Rows (exploded): 192
Rows (summary): 179
Unique launch sites: ['CCSFS SLC 40', 'KSC LC 39A', 'VAFB SLC 4E']
Unique orbits: ['ES-L1', 'GEO', 'GTO', 'HEO', 'ISS', 'LEO', 'MEO', 'PO', 'SO', 'SSO', 'TLI', 'VLEO']



> **Note on `booster_version` vs `booster_block`:**  
The classic IBM capstone sometimes references booster versions like **F9 v1.1**, **FT**, or **Block 5**. The SpaceX v4 API exposes `cores.core.block` (e.g., 5 for Block 5).  
If you need the exact legacy **version labels** for older flights (v1.0 / v1.1 / FT), combine this API data with the **Wikipedia scrape** in your data-wrangling notebook (`02_data-wrangling`) to enrich the table with those human-readable labels.

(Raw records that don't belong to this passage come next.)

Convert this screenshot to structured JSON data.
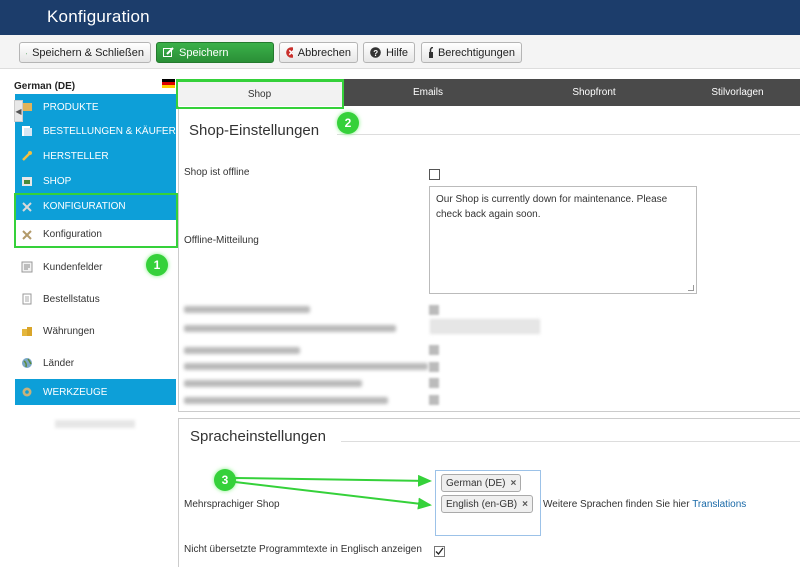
{
  "header": {
    "title": "Konfiguration"
  },
  "toolbar": {
    "save_close": "Speichern & Schließen",
    "save": "Speichern",
    "cancel": "Abbrechen",
    "help": "Hilfe",
    "permissions": "Berechtigungen"
  },
  "sidebar": {
    "language": "German (DE)",
    "items": [
      {
        "label": "PRODUKTE",
        "icon": "products-icon"
      },
      {
        "label": "BESTELLUNGEN & KÄUFER",
        "icon": "orders-icon"
      },
      {
        "label": "HERSTELLER",
        "icon": "wrench-icon"
      },
      {
        "label": "SHOP",
        "icon": "shop-icon"
      },
      {
        "label": "KONFIGURATION",
        "icon": "config-icon"
      },
      {
        "label": "Konfiguration",
        "icon": "tools-icon"
      },
      {
        "label": "Kundenfelder",
        "icon": "user-fields-icon"
      },
      {
        "label": "Bestellstatus",
        "icon": "document-icon"
      },
      {
        "label": "Währungen",
        "icon": "coins-icon"
      },
      {
        "label": "Länder",
        "icon": "globe-icon"
      },
      {
        "label": "WERKZEUGE",
        "icon": "tools-gear-icon"
      }
    ]
  },
  "tabs": [
    {
      "label": "Shop",
      "active": true
    },
    {
      "label": "Emails"
    },
    {
      "label": "Shopfront"
    },
    {
      "label": "Stilvorlagen"
    }
  ],
  "shop_settings": {
    "title": "Shop-Einstellungen",
    "offline_label": "Shop ist offline",
    "offline_checked": false,
    "offline_message_label": "Offline-Mitteilung",
    "offline_message": "Our Shop is currently down for maintenance. Please check back again soon."
  },
  "language_settings": {
    "title": "Spracheinstellungen",
    "multilang_label": "Mehrsprachiger Shop",
    "languages": [
      "German (DE)",
      "English (en-GB)"
    ],
    "more_text": "Weitere Sprachen finden Sie hier",
    "more_link": "Translations",
    "untranslated_label": "Nicht übersetzte Programmtexte in Englisch anzeigen",
    "untranslated_checked": true
  },
  "annotations": [
    "1",
    "2",
    "3"
  ],
  "colors": {
    "accent": "#0d9fd8",
    "highlight": "#35d13a",
    "header": "#1c3d6b",
    "save": "#2a8f37"
  }
}
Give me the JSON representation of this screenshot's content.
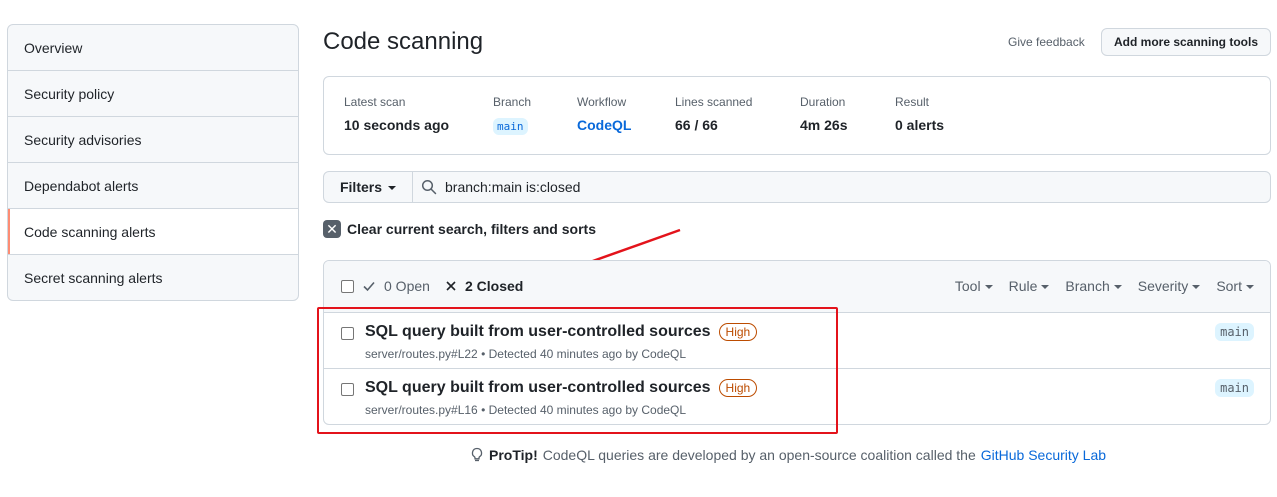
{
  "sidebar": {
    "items": [
      {
        "label": "Overview"
      },
      {
        "label": "Security policy"
      },
      {
        "label": "Security advisories"
      },
      {
        "label": "Dependabot alerts"
      },
      {
        "label": "Code scanning alerts"
      },
      {
        "label": "Secret scanning alerts"
      }
    ],
    "active_index": 4,
    "active_accent": "#fd8c73"
  },
  "header": {
    "title": "Code scanning",
    "feedback": "Give feedback",
    "add_tools": "Add more scanning tools"
  },
  "scan": {
    "latest_scan": {
      "label": "Latest scan",
      "value": "10 seconds ago"
    },
    "branch": {
      "label": "Branch",
      "value": "main"
    },
    "workflow": {
      "label": "Workflow",
      "value": "CodeQL"
    },
    "lines": {
      "label": "Lines scanned",
      "value": "66 / 66"
    },
    "duration": {
      "label": "Duration",
      "value": "4m 26s"
    },
    "result": {
      "label": "Result",
      "value": "0 alerts"
    }
  },
  "filters": {
    "button": "Filters",
    "query": "branch:main is:closed",
    "clear": "Clear current search, filters and sorts"
  },
  "alerts": {
    "open_label": "0 Open",
    "closed_label": "2 Closed",
    "menus": [
      "Tool",
      "Rule",
      "Branch",
      "Severity",
      "Sort"
    ],
    "rows": [
      {
        "title": "SQL query built from user-controlled sources",
        "severity": "High",
        "meta": "server/routes.py#L22 • Detected 40 minutes ago by CodeQL",
        "branch": "main"
      },
      {
        "title": "SQL query built from user-controlled sources",
        "severity": "High",
        "meta": "server/routes.py#L16 • Detected 40 minutes ago by CodeQL",
        "branch": "main"
      }
    ]
  },
  "protip": {
    "label": "ProTip!",
    "text": "CodeQL queries are developed by an open-source coalition called the",
    "link": "GitHub Security Lab"
  },
  "annotation_color": "#e3131b"
}
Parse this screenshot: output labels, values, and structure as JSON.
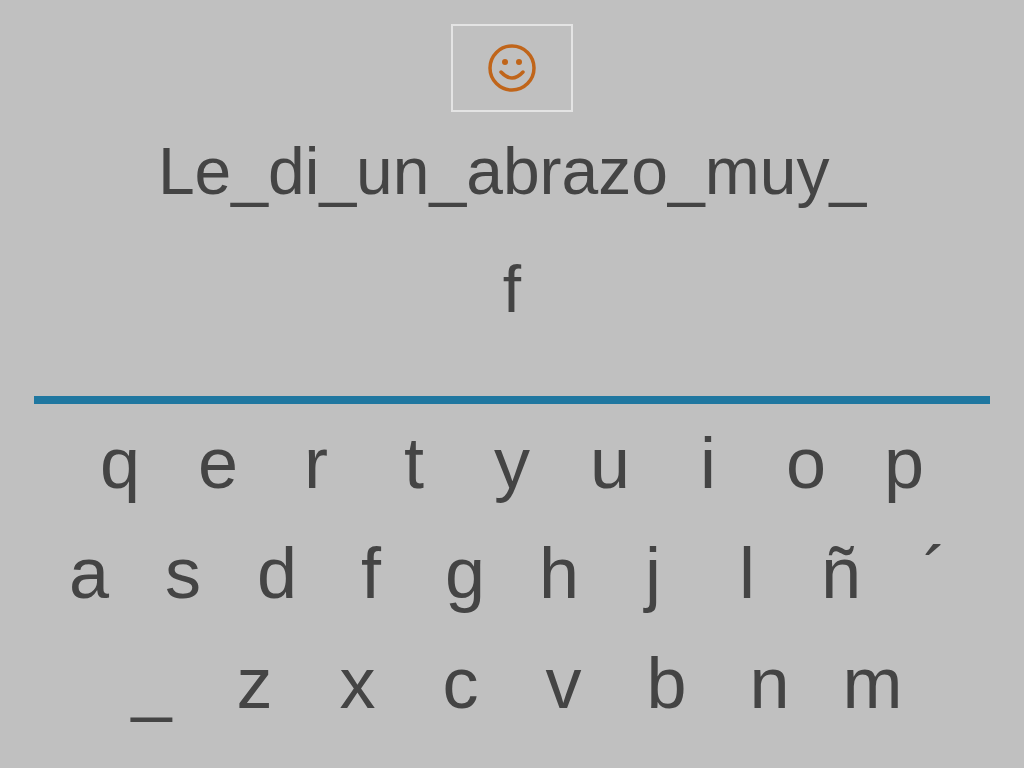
{
  "prompt": {
    "sentence": "Le_di_un_abrazo_muy_"
  },
  "answer": {
    "value": "f"
  },
  "keyboard": {
    "rows": [
      [
        "q",
        "e",
        "r",
        "t",
        "y",
        "u",
        "i",
        "o",
        "p"
      ],
      [
        "a",
        "s",
        "d",
        "f",
        "g",
        "h",
        "j",
        "l",
        "ñ",
        "´"
      ],
      [
        "_",
        "z",
        "x",
        "c",
        "v",
        "b",
        "n",
        "m"
      ]
    ]
  }
}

## How this feeds the required outputs

- **Scatter plots** (Flight Number vs Launch Site, Payload vs Launch Site/Orbit) → use `launches_exploded.csv` and `launches_summary.csv`.
- **Bar/Line charts** (Success Rate vs Orbit, Yearly Average Success Rate) → compute rates from `launch_success` grouped by `orbit` / `year`.
- **SQL tasks** → ingest `launches_exploded.csv` into SQLite and run queries for unique sites, payload aggregations, landing outcomes, etc.
- **Folium** → `site_lat`, `site_lon`, and `launch_site` for marker layers; color by `launch_success` / `landing_outcome`.
- **Dash** → interactive filters over `orbit`, `payload_mass_kg`, `launch_site`, `landing_outcome`.
- **ML** → label = `launch_success`; features include `orbit`, `payload_mass_kg`, `booster_block`, site, etc.



## Re-run & reproducibility tips
- If SpaceX API schema changes, adjust the `populate` `select` fields accordingly.
- If you need *all* launches (not only Falcon 9), remove the `rocket` filter in `query`.
- Always persist both RAW and CLEAN artifacts so later notebooks don't depend on re-calling the API.